Cuomo’s threat came as the prospects for a late budget grew larger with the governor and legislative leaders unable to finalize deals on a handful of key issues — including the governor’s desire to raise the state’s minimum wage to $15 an hour .
As of Wednesday evening, budget bills had yet to be printed, shortening the time for lawmakers to review and debate them before the midnight Thursday deadline.
"No ethics reforms to speak of, messages of necessity for (almost) every bill, and an overall budget that is barreling towards being late-sounds like we’re slipping back to the bad old days," said Senate Deputy Minority Leader Michael Gianaris (D-Queens).
The Senate’s Democratic minority also made it clear that they intended to thoroughly review and debate the budget, even if it costs Cuomo an on-time adoption.
A key sticking point remained the minimum wage, with the Senate’s GOP majority — especially its upstate members — still expressing reservations about the plan.

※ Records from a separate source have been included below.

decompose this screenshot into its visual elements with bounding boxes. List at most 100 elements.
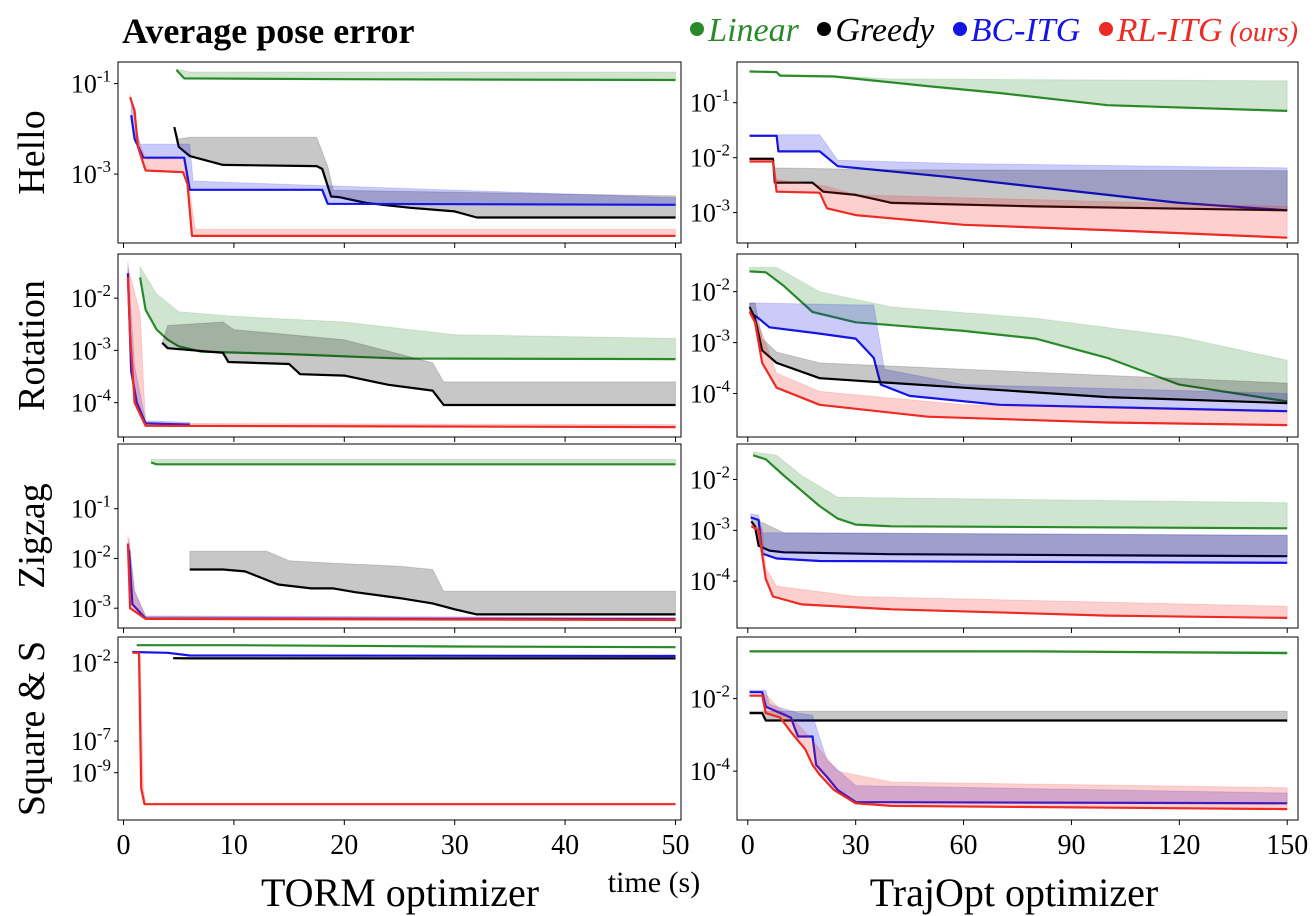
- line-bc-itg: [748, 311, 1288, 413]
- x-tick-label: 40: [551, 830, 579, 861]
- x-axis-unit-label: time (s): [608, 866, 700, 899]
- y-tick-label: 10-3: [690, 196, 730, 228]
- legend-item-linear: Linear: [690, 12, 799, 50]
- y-tick-label: 10-4: [690, 564, 731, 596]
- panel-rotation-trajopt: 10-2 10-3 10-4: [690, 253, 1299, 442]
- panel-rotation-torm: 10-2 10-3 10-4 Rotation: [11, 253, 682, 442]
- y-tick-label: 10-1: [71, 67, 111, 99]
- legend-dot-greedy: [817, 22, 832, 37]
- y-tick-label: 10-3: [71, 591, 111, 623]
- band-greedy: [749, 710, 1288, 721]
- legend-item-bc-itg: BC-ITG: [952, 12, 1081, 50]
- legend: Linear Greedy BC-ITG RL-ITG (ours): [680, 12, 1298, 50]
- legend-label-rl-itg-suffix: (ours): [1222, 17, 1298, 48]
- y-tick-label: 10-2: [71, 281, 111, 313]
- x-tick-label: 60: [950, 830, 978, 861]
- legend-label-greedy: Greedy: [835, 12, 935, 49]
- legend-label-bc-itg: BC-ITG: [970, 12, 1081, 49]
- legend-label-rl-itg: RL-ITG: [1116, 12, 1223, 49]
- line-bc-itg: [749, 134, 1288, 212]
- y-tick-label: 10-1: [71, 492, 111, 524]
- y-tick-label: 10-4: [71, 386, 112, 418]
- y-tick-label: 10-3: [71, 157, 111, 189]
- row-label-square-s: Square & S: [11, 641, 53, 816]
- line-rl-itg: [749, 694, 1288, 811]
- panel-square-s-trajopt: 10-2 10-4 0 30 60 90 120 150: [690, 636, 1308, 861]
- line-greedy: [750, 520, 1288, 558]
- y-tick-label: 10-2: [690, 463, 730, 495]
- y-tick-label: 10-7: [71, 724, 112, 756]
- line-rl-itg: [750, 525, 1288, 619]
- line-rl-itg: [749, 160, 1288, 239]
- panel-frame: [736, 61, 1299, 244]
- y-tick-label: 10-4: [690, 754, 731, 786]
- x-tick-label: 120: [1158, 830, 1200, 861]
- panel-frame: [117, 636, 682, 821]
- x-tick-label: 0: [741, 830, 755, 861]
- y-tick-label: 10-3: [71, 333, 111, 365]
- y-tick-label: 10-9: [71, 756, 111, 788]
- panel-square-s-torm: 10-2 10-710-9 0 10 20 30 40 50 Square & S: [11, 636, 689, 861]
- row-label-hello: Hello: [11, 110, 53, 194]
- line-linear: [175, 69, 676, 82]
- row-label-zigzag: Zigzag: [11, 483, 53, 589]
- line-bc-itg: [749, 691, 1288, 805]
- panel-hello-torm: 10-1 10-3 Hello: [11, 61, 682, 248]
- legend-item-greedy: Greedy: [817, 12, 934, 50]
- x-tick-label: 20: [330, 830, 358, 861]
- x-tick-label: 30: [842, 830, 870, 861]
- y-tick-label: 10-1: [690, 86, 730, 118]
- line-rl-itg: [748, 311, 1288, 427]
- panel-frame: [736, 443, 1299, 629]
- y-tick-label: 10-2: [690, 275, 730, 307]
- panel-frame: [117, 253, 682, 438]
- legend-label-linear: Linear: [708, 12, 799, 49]
- panel-zigzag-trajopt: 10-2 10-3 10-4: [690, 443, 1299, 633]
- line-rl-itg: [126, 277, 676, 429]
- line-linear: [749, 270, 1288, 403]
- line-linear: [749, 650, 1288, 655]
- panel-hello-trajopt: 10-1 10-2 10-3: [690, 61, 1299, 248]
- line-rl-itg: [132, 651, 676, 806]
- panel-frame: [117, 61, 682, 244]
- legend-item-rl-itg: RL-ITG (ours): [1098, 12, 1298, 50]
- line-linear: [136, 644, 676, 649]
- x-tick-label: 90: [1057, 830, 1085, 861]
- line-greedy: [173, 126, 676, 219]
- line-rl-itg: [129, 96, 676, 237]
- x-tick-label: 150: [1266, 830, 1308, 861]
- legend-dot-rl-itg: [1098, 22, 1113, 37]
- y-tick-label: 10-3: [690, 326, 730, 358]
- y-tick-label: 10-2: [71, 541, 111, 573]
- y-tick-label: 10-3: [690, 513, 730, 545]
- y-tick-label: 10-4: [690, 377, 731, 409]
- legend-dot-bc-itg: [952, 22, 967, 37]
- panel-zigzag-torm: 10-1 10-2 10-3 Zigzag: [11, 443, 682, 633]
- panel-frame: [736, 636, 1299, 821]
- line-greedy: [749, 711, 1288, 722]
- line-greedy: [161, 342, 676, 407]
- x-tick-label: 30: [441, 830, 469, 861]
- line-rl-itg: [126, 543, 676, 622]
- legend-dot-linear: [690, 22, 705, 37]
- x-axis-title-torm: TORM optimizer: [261, 870, 539, 915]
- y-tick-label: 10-2: [71, 645, 111, 677]
- x-axis-title-trajopt: TrajOpt optimizer: [870, 870, 1159, 915]
- chart-title: Average pose error: [122, 11, 415, 51]
- y-tick-label: 10-2: [690, 141, 730, 173]
- line-linear: [150, 461, 676, 466]
- line-bc-itg: [132, 650, 676, 658]
- line-linear: [749, 70, 1288, 112]
- x-tick-label: 10: [220, 830, 248, 861]
- row-label-rotation: Rotation: [11, 280, 53, 411]
- line-bc-itg: [130, 115, 676, 206]
- line-bc-itg: [750, 516, 1288, 564]
- line-linear: [139, 277, 676, 361]
- x-tick-label: 0: [117, 830, 131, 861]
- y-tick-label: 10-2: [690, 682, 730, 714]
- line-greedy: [189, 568, 676, 616]
- line-linear: [752, 454, 1288, 530]
- x-tick-label: 50: [661, 830, 689, 861]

“That’s definitely an issue with a lot of people upstate,” said Sen. Rich Funke (R-Monroe County). “It’s too much upstate.”
The latest proposal calls for the city’s minimum wage to reach $15-an-hour within three years but it includes a much implementation upstate. There’s also a “safety mechanism” that could halt the increases upstate after three years if, after a review by the state’s budget office, it’s deemed to be harming the economy.
“The last thing I want is anything that slows the growth of the upstate economy,” Cuomo said.
Cuomo and the Democrat-controlled Assembly, meanwhile, appeared to be making progress in resolving the dispute over the governor’s call for up to $250 million in Medicaid savings.
Heastie told reporters they were working on bill language that would ensure that the city was not overly penalized by the savings push.
“It would just be very hard to ask 62 members who represent the City of New York including myself to be OK with that kind of a hit to the City of New York,” Heastie said.
Lawmakers and Cuomo also appeared to be near an agreement on an income tax cut for families with incomes under $300,000 a year that would cost the state about $1 billion over eight years.